A decisão foi a mesma para a acusação de extravio, sonegação ou inutilização de livro ou documento. “Sou forçado a reconhecer que, se estivesse caracterizado, em tese, algum dentre os inúmeros delitos imputados à juíza, a denúncia não tem como ser recebida por ausência de precisão do dia, do mês e do ano em que teria ocorrido cada um dos fatos noticiados na peça de acusação”, afirmou o desembargador-relator. “E, a teor da previsão do art. 41 do Código de Processo Penal, não especificadas tais circunstâncias, segundo a doutrina e a jurisprudência, a denúncia não pode ser considerada apta a ensejar o início da ação penal”, concluiu.

“Sem qualquer razão a decisão recorrida”, discordou o ministro Edson Vidigal, relator do recurso no STJ. “Consoante entendimento firmado pelo STJ, ao receber ou rejeitar a denúncia, o juiz deve explicitar tão-somente porque a recebe ou rejeita, sem adentrar ao mérito da acusação”, observou. “No caso em exame, cumpria à Corte local apreciar, exclusivamente, se presentes os requisitos formais da denúncia, jamais o próprio julgamento, mediante análise de fatos e provas, da causa ainda não decidida”, lembrou.

Ainda segundo o ministro, em se tratando de crime de abuso de autoridade, a falta de representação do ofendido não impede a instauração da ação pública, a teor do que dispõe a Lei 5249/67. “Não procede, pois o entendimento adotado pela origem, no sentido de que ausente condição essencial de procedibilidade para a Ação Penal”, defendeu o relator.

Edson Vidigal rebateu, ainda, o argumento de falta das datas dos delitos. “Os requisitos formais necessários ao oferecimento de uma denúncia são aqueles tratados, especificamente, no exclusivo rol do CPP, art. 41, lá não incluída a expressa menção à data em que ocorridos os fatos.

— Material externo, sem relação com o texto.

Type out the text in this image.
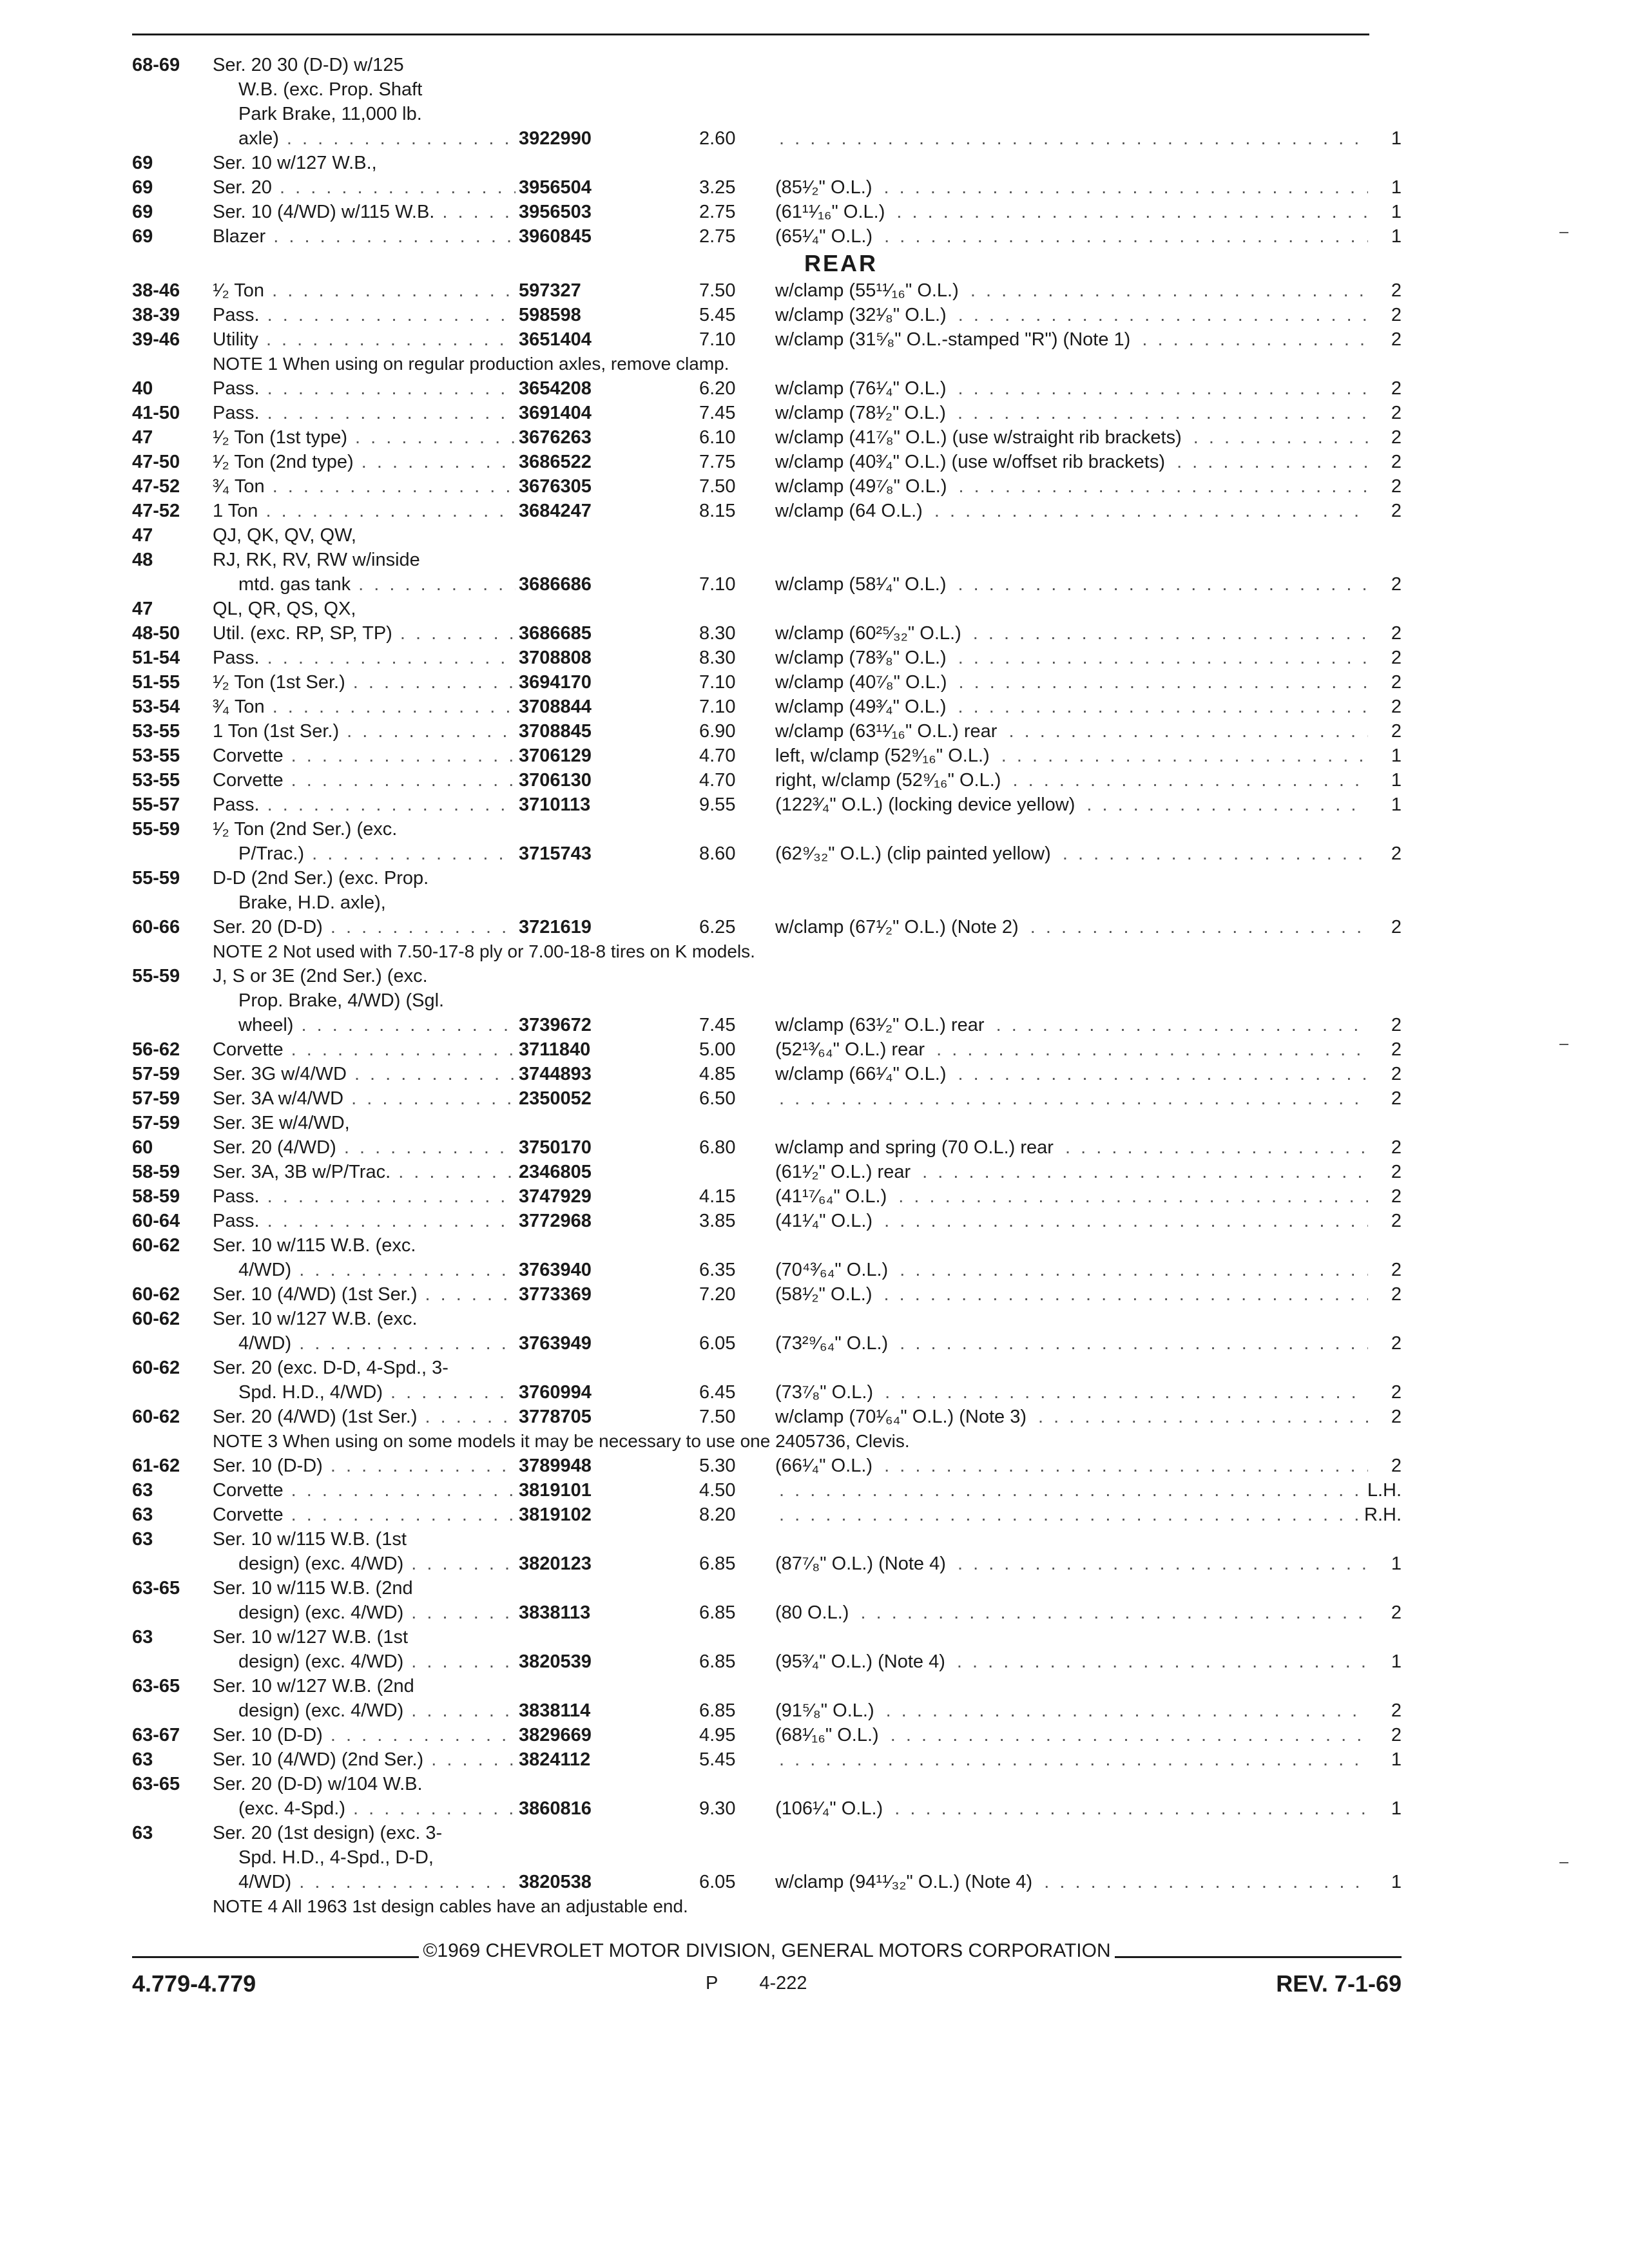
68-69 Ser. 20 30 (D-D) w/125
W.B. (exc. Prop. Shaft
Park Brake, 11,000 lb.
axle) . . .	3922990	2.60 . . .	1
69	Ser. 10 w/127 W.B.,
69	Ser. 20 . . .	3956504	3.25 (85¹⁄₂" O.L.) . . .	1
69	Ser. 10 (4/WD) w/115 W.B. . . .	3956503	2.75 (61¹¹⁄₁₆" O.L.) . . .	1
69	Blazer . . .	3960845	2.75 (65¹⁄₄" O.L.) . . .	1
REAR
38-46 ¹⁄₂ Ton . . .	597327	7.50 w/clamp (55¹¹⁄₁₆" O.L.) . . .	2
38-39 Pass. . . .	598598	5.45 w/clamp (32¹⁄₈" O.L.) . . .	2
39-46 Utility . . .	3651404	7.10 w/clamp (31⁵⁄₈" O.L.-stamped "R") (Note 1) . . .	2
NOTE 1 When using on regular production axles, remove clamp.
40	Pass. . . .	3654208	6.20 w/clamp (76¹⁄₄" O.L.) . . .	2
41-50 Pass. . . .	3691404	7.45 w/clamp (78¹⁄₂" O.L.) . . .	2
47	¹⁄₂ Ton (1st type) . . .	3676263	6.10 w/clamp (41⁷⁄₈" O.L.) (use w/straight rib brackets) . . .	2
47-50 ¹⁄₂ Ton (2nd type) . . .	3686522	7.75 w/clamp (40³⁄₄" O.L.) (use w/offset rib brackets) . . .	2
47-52 ³⁄₄ Ton . . .	3676305	7.50 w/clamp (49⁷⁄₈" O.L.) . . .	2
47-52 1 Ton . . .	3684247	8.15 w/clamp (64 O.L.) . . .	2
47	QJ, QK, QV, QW,
48	RJ, RK, RV, RW w/inside
mtd. gas tank . . .	3686686	7.10 w/clamp (58¹⁄₄" O.L.) . . .	2
47	QL, QR, QS, QX,
48-50 Util. (exc. RP, SP, TP) . . .	3686685	8.30 w/clamp (60²⁵⁄₃₂" O.L.) . . .	2
51-54 Pass. . . .	3708808	8.30 w/clamp (78³⁄₈" O.L.) . . .	2
51-55 ¹⁄₂ Ton (1st Ser.) . . .	3694170	7.10 w/clamp (40⁷⁄₈" O.L.) . . .	2
53-54 ³⁄₄ Ton . . .	3708844	7.10 w/clamp (49³⁄₄" O.L.) . . .	2
53-55 1 Ton (1st Ser.) . . .	3708845	6.90 w/clamp (63¹¹⁄₁₆" O.L.) rear . . .	2
53-55 Corvette . . .	3706129	4.70 left, w/clamp (52⁹⁄₁₆" O.L.) . . .	1
53-55 Corvette . . .	3706130	4.70 right, w/clamp (52⁹⁄₁₆" O.L.) . . .	1
55-57 Pass. . . .	3710113	9.55 (122³⁄₄" O.L.) (locking device yellow) . . .	1
55-59 ¹⁄₂ Ton (2nd Ser.) (exc.
P/Trac.) . . .	3715743	8.60 (62⁹⁄₃₂" O.L.) (clip painted yellow) . . .	2
55-59 D-D (2nd Ser.) (exc. Prop.
Brake, H.D. axle),
60-66 Ser. 20 (D-D) . . .	3721619	6.25 w/clamp (67¹⁄₂" O.L.) (Note 2) . . .	2
NOTE 2 Not used with 7.50-17-8 ply or 7.00-18-8 tires on K models.
55-59 J, S or 3E (2nd Ser.) (exc.
Prop. Brake, 4/WD) (Sgl.
wheel) . . .	3739672	7.45 w/clamp (63¹⁄₂" O.L.) rear . . .	2
56-62 Corvette . . .	3711840	5.00 (52¹³⁄₆₄" O.L.) rear . . .	2
57-59 Ser. 3G w/4/WD . . .	3744893	4.85 w/clamp (66¹⁄₄" O.L.) . . .	2
57-59 Ser. 3A w/4/WD . . .	2350052	6.50 . . .	2
57-59 Ser. 3E w/4/WD,
60	Ser. 20 (4/WD) . . .	3750170	6.80 w/clamp and spring (70 O.L.) rear . . .	2
58-59 Ser. 3A, 3B w/P/Trac. . . .	2346805	(61¹⁄₂" O.L.) rear . . .	2
58-59 Pass. . . .	3747929	4.15 (41¹⁷⁄₆₄" O.L.) . . .	2
60-64 Pass. . . .	3772968	3.85 (41¹⁄₄" O.L.) . . .	2
60-62 Ser. 10 w/115 W.B. (exc.
4/WD) . . .	3763940	6.35 (70⁴³⁄₆₄" O.L.) . . .	2
60-62 Ser. 10 (4/WD) (1st Ser.) . . .	3773369	7.20 (58¹⁄₂" O.L.) . . .	2
60-62 Ser. 10 w/127 W.B. (exc.
4/WD) . . .	3763949	6.05 (73²⁹⁄₆₄" O.L.) . . .	2
60-62 Ser. 20 (exc. D-D, 4-Spd., 3-
Spd. H.D., 4/WD) . . .	3760994	6.45 (73⁷⁄₈" O.L.) . . .	2
60-62 Ser. 20 (4/WD) (1st Ser.) . . .	3778705	7.50 w/clamp (70¹⁄₆₄" O.L.) (Note 3) . . .	2
NOTE 3 When using on some models it may be necessary to use one 2405736, Clevis.
61-62 Ser. 10 (D-D) . . .	3789948	5.30 (66¹⁄₄" O.L.) . . .	2
63	Corvette . . .	3819101	4.50 . . .	L.H.
63	Corvette . . .	3819102	8.20 . . .	R.H.
63	Ser. 10 w/115 W.B. (1st
design) (exc. 4/WD) . . .	3820123	6.85 (87⁷⁄₈" O.L.) (Note 4) . . .	1
63-65 Ser. 10 w/115 W.B. (2nd
design) (exc. 4/WD) . . .	3838113	6.85 (80 O.L.) . . .	2
63	Ser. 10 w/127 W.B. (1st
design) (exc. 4/WD) . . .	3820539	6.85 (95³⁄₄" O.L.) (Note 4) . . .	1
63-65 Ser. 10 w/127 W.B. (2nd
design) (exc. 4/WD) . . .	3838114	6.85 (91⁵⁄₈" O.L.) . . .	2
63-67 Ser. 10 (D-D) . . .	3829669	4.95 (68¹⁄₁₆" O.L.) . . .	2
63	Ser. 10 (4/WD) (2nd Ser.) . . .	3824112	5.45 . . .	1
63-65 Ser. 20 (D-D) w/104 W.B.
(exc. 4-Spd.) . . .	3860816	9.30 (106¹⁄₄" O.L.) . . .	1
63	Ser. 20 (1st design) (exc. 3-
Spd. H.D., 4-Spd., D-D,
4/WD) . . .	3820538	6.05 w/clamp (94¹¹⁄₃₂" O.L.) (Note 4) . . .	1
NOTE 4 All 1963 1st design cables have an adjustable end.
©1969 CHEVROLET MOTOR DIVISION, GENERAL MOTORS CORPORATION
4.779-4.779	P 4-222	REV. 7-1-69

Eventual omissão, aliás, pode ser suprida a qualquer tempo, desde que antes da sentença final (CPP, art. 569)”, esclareceu.

Ao dar provimento ao recurso do Ministério Público, o ministro entendeu que não é possível rejeitar uma denúncia se a peça descreve crime em tese, facultando ao acusado o pleno exercício de defesa. “Fazê-lo seria, no mínimo, cercear a pretensão acusatória do Estado, em ampla ofensa ao princípio constitucional do devido processo legal”, concluiu Edson Vidigal.

Processo: Resp 305285.

Revista Consultor Jurídico, 15 de março de 2002.